Storage of Oil Resources Within India– The Deal With UAE

Oil resources– the words that hold the key to rising up to the top rungs of the ladder of highly resourceful countries. It certainly is a well-known fact that Saudi Arabia is one of the top most crude oil producing countries, while the mighty USA claims the first place in the attempt to dominate the world. Amidst the competition for bagging the title of being the most resourceful country, there was quite an interesting deal that was negotiated and signed between the Indian government and United Arab Emirates regarding the crude oil resources on the 12th of November 2018.

The curiosity arose due to the fact that UAE, the country ranking 8th or so in the list of countries producing crude oil resources, has been seen clearing away various paths to make its way further to the top. It took its first strides when Abu Dhabi, the second most populated capital and the largest of the seven of the UAE’s emirates, through the means of the state-owned oil company, the Abu Dhabi National Oil Company, constructed a deal and successfully managed to sign the same with India.

Upon digging deep into the deal that was made between the two nations, we gain further insight on the components that have structured the said agreement. The first thing that comes to the picture is of course the very aspect of crude oil. The prospect of India leasing out storage of crude oil is certainly appealing. India has begun strengthening its foreign ties, and this is the second request for establishing oil storage facilities in India.

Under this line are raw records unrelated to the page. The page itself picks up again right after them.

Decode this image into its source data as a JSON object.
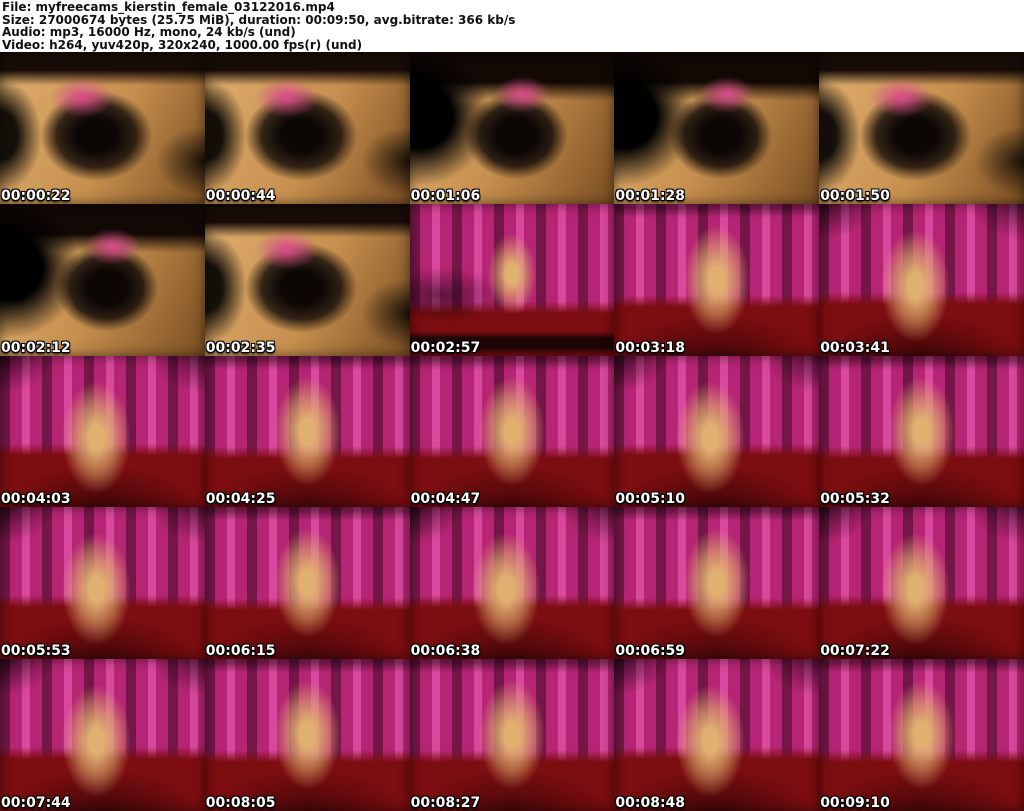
{
  "header": {
    "lines": [
      "File: myfreecams_kierstin_female_03122016.mp4",
      "Size: 27000674 bytes (25.75 MiB), duration: 00:09:50, avg.bitrate: 366 kb/s",
      "Audio: mp3, 16000 Hz, mono, 24 kb/s (und)",
      "Video: h264, yuv420p, 320x240, 1000.00 fps(r) (und)"
    ]
  },
  "palette": {
    "mag": "#b52573",
    "mag-l": "#d8489c",
    "mag-d": "#741647",
    "red": "#7c0d10",
    "warm": "#c68f4e",
    "warm-l": "#e0b070",
    "warm-d": "#7a4e22",
    "blk": "#0c0605",
    "pink": "#d94b8c"
  },
  "grid": {
    "columns": 5,
    "rows": 5,
    "tiles": [
      {
        "time": "00:00:22",
        "style": "closeup"
      },
      {
        "time": "00:00:44",
        "style": "closeup"
      },
      {
        "time": "00:01:06",
        "style": "closeup-b"
      },
      {
        "time": "00:01:28",
        "style": "closeup-b"
      },
      {
        "time": "00:01:50",
        "style": "closeup"
      },
      {
        "time": "00:02:12",
        "style": "closeup-b"
      },
      {
        "time": "00:02:35",
        "style": "closeup"
      },
      {
        "time": "00:02:57",
        "style": "curtain-wide"
      },
      {
        "time": "00:03:18",
        "style": "curtain"
      },
      {
        "time": "00:03:41",
        "style": "curtain-b"
      },
      {
        "time": "00:04:03",
        "style": "curtain-b"
      },
      {
        "time": "00:04:25",
        "style": "curtain"
      },
      {
        "time": "00:04:47",
        "style": "curtain"
      },
      {
        "time": "00:05:10",
        "style": "curtain-b"
      },
      {
        "time": "00:05:32",
        "style": "curtain"
      },
      {
        "time": "00:05:53",
        "style": "curtain-b"
      },
      {
        "time": "00:06:15",
        "style": "curtain"
      },
      {
        "time": "00:06:38",
        "style": "curtain-b"
      },
      {
        "time": "00:06:59",
        "style": "curtain"
      },
      {
        "time": "00:07:22",
        "style": "curtain-b"
      },
      {
        "time": "00:07:44",
        "style": "curtain-b"
      },
      {
        "time": "00:08:05",
        "style": "curtain"
      },
      {
        "time": "00:08:27",
        "style": "curtain"
      },
      {
        "time": "00:08:48",
        "style": "curtain-b"
      },
      {
        "time": "00:09:10",
        "style": "curtain"
      }
    ]
  }
}
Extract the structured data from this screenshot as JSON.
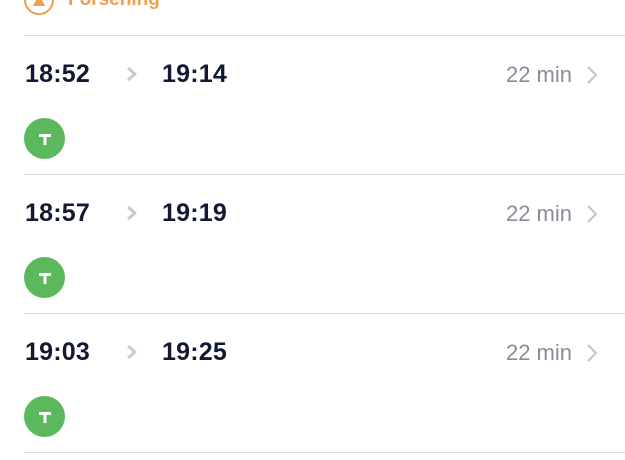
{
  "status": {
    "delay_label": "Forsening",
    "accent_color": "#f0a04b",
    "icon": "warning-icon"
  },
  "trips": [
    {
      "departure": "18:52",
      "arrival": "19:14",
      "duration": "22 min",
      "mode_icon": "tbane-icon",
      "mode_color": "#5cb85c"
    },
    {
      "departure": "18:57",
      "arrival": "19:19",
      "duration": "22 min",
      "mode_icon": "tbane-icon",
      "mode_color": "#5cb85c"
    },
    {
      "departure": "19:03",
      "arrival": "19:25",
      "duration": "22 min",
      "mode_icon": "tbane-icon",
      "mode_color": "#5cb85c"
    }
  ]
}
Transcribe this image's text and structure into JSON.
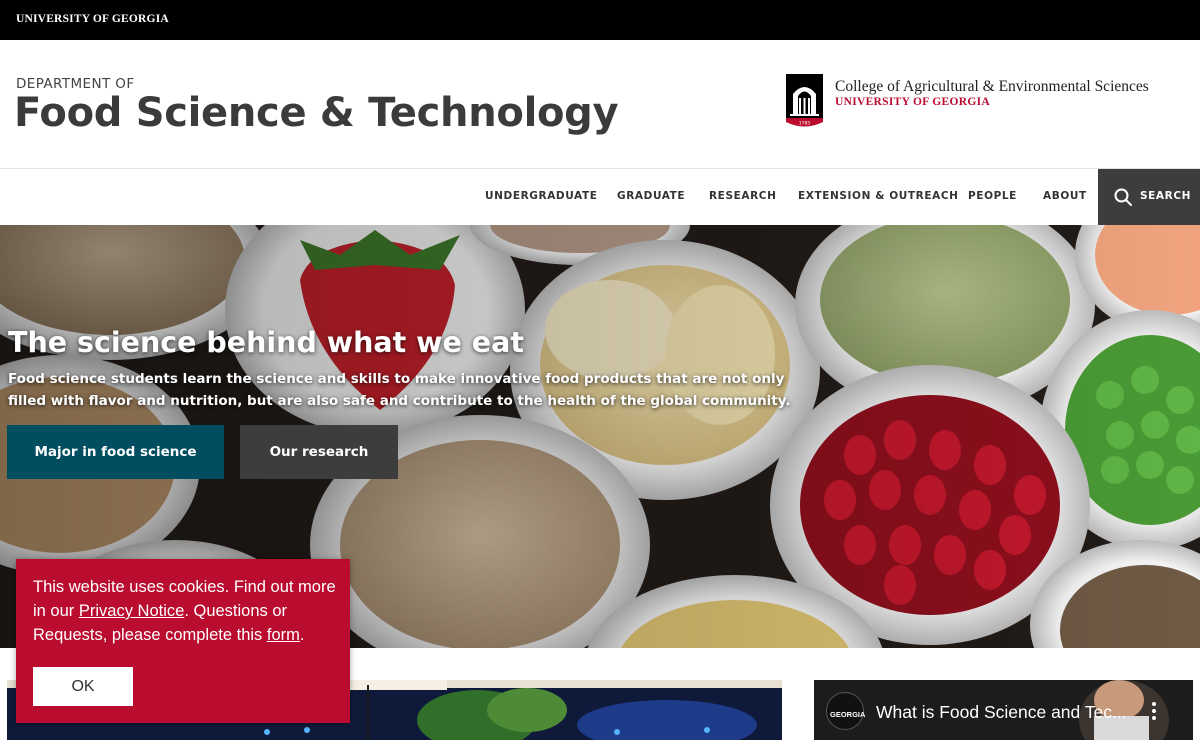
{
  "topbar": {
    "university_link": "UNIVERSITY OF GEORGIA"
  },
  "header": {
    "department_prefix": "DEPARTMENT OF",
    "department_name": "Food Science & Technology",
    "college_name": "College of Agricultural & Environmental Sciences",
    "college_university": "UNIVERSITY OF GEORGIA",
    "arch_year": "1785"
  },
  "nav": {
    "items": [
      {
        "label": "UNDERGRADUATE"
      },
      {
        "label": "GRADUATE"
      },
      {
        "label": "RESEARCH"
      },
      {
        "label": "EXTENSION & OUTREACH"
      },
      {
        "label": "PEOPLE"
      },
      {
        "label": "ABOUT"
      }
    ],
    "search_label": "SEARCH"
  },
  "hero": {
    "title": "The science behind what we eat",
    "subtitle": "Food science students learn the science and skills to make innovative food products that are not only filled with flavor and nutrition, but are also safe and contribute to the health of the global community.",
    "primary_button": "Major in food science",
    "secondary_button": "Our research"
  },
  "video": {
    "channel_logo_text": "GEORGIA",
    "title": "What is Food Science and Tec..."
  },
  "cookie": {
    "text_1": "This website uses cookies. Find out more in our ",
    "privacy_link": "Privacy Notice",
    "text_2": ". Questions or Requests, please complete this ",
    "form_link": "form",
    "text_3": ".",
    "ok_button": "OK"
  },
  "colors": {
    "uga_red": "#ba0c2f",
    "primary_button_teal": "#004e60",
    "dark_gray": "#3d3d3d"
  }
}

The first request came through in the month of February when Mr. Narendra Modi signed an agreement on his visit to UAE, bringing together ISPRL, the Strategic Petroleum Reserve Entity of India and  ADNOC, the Abu Dhabi National Oil Company. The said arrangement allows India to make use of these crude oil resources in times of emergency or need, and likewise allows ADNOC to sell part of the crude oil to Indian refiners as and when required. Within the next 4 months, on the 21st of May, India received its very first cargo oil shipment from ADNOC for its strategic petroleum reserve at Mangalore. The shipment is under the agreement where ADNOC will be storing 5.86 million barrels of crude oil in the country under the SPR programme.

The recently enforced agreement shines light upon the storage facilities available in Karnataka at Padur. Dharmendra Pradhan, the Oil Minister of India who was present  when the signing took place in Abu Dhabi, stated that it is an opportunity for the ADNOC to explore investment possibilities in filling up for crude oil in Padur strategic reserve in Karnataka. The agreements of the deal so far allow ADNOC to sell or trade crude oil storage in the storages to local refiners but the Indian government has the first right to the oil in any case of emergency. Under the same above conditions it authorises the Cabinet to rightfully lease out the storage for other foreign companies as well.

This sure does indicate towards the budding relationships between our nation and other countries. It also points us towards picturising India as a developed nation one day, given the circumstances of foreign equation India currently holds, it is headed in the right direction. It is a healthy practice of every country to help another country when in need. However, India’s history is marred with  the days of the struggle for independence from the British, who had entered as opium traders but ended up looting the country, using Indians and leaving behind a deep fear of foreign investments, deals, negotiations.

So far, India  has moved on  in the recent years of democracy, modernity, and  peace-making, yet somehow the Indian markets are still used as dumping sites. Various analysis drawn by economists conclude at this point. The only question left to ask would be whether ADNOC is looking forward to healthy ties with India or if it is just another country that is tracing its way to India due to the oligopolistic markets and cheap availability of labour. . Though it might come off as a strong accusation, precautionary measures have to be installed and updated time and again to prevent yet another invasion by the Middle-East through the form of oil traders. The recent agreement has a lot to offer, especially with regards to lesser import charges which will have an impact on the insane hike of the fuel prices. Considering all the factors, Padur still awaits its first ever shipment of crude oil resources. With Padur on the map, future opportunities seem to be bright.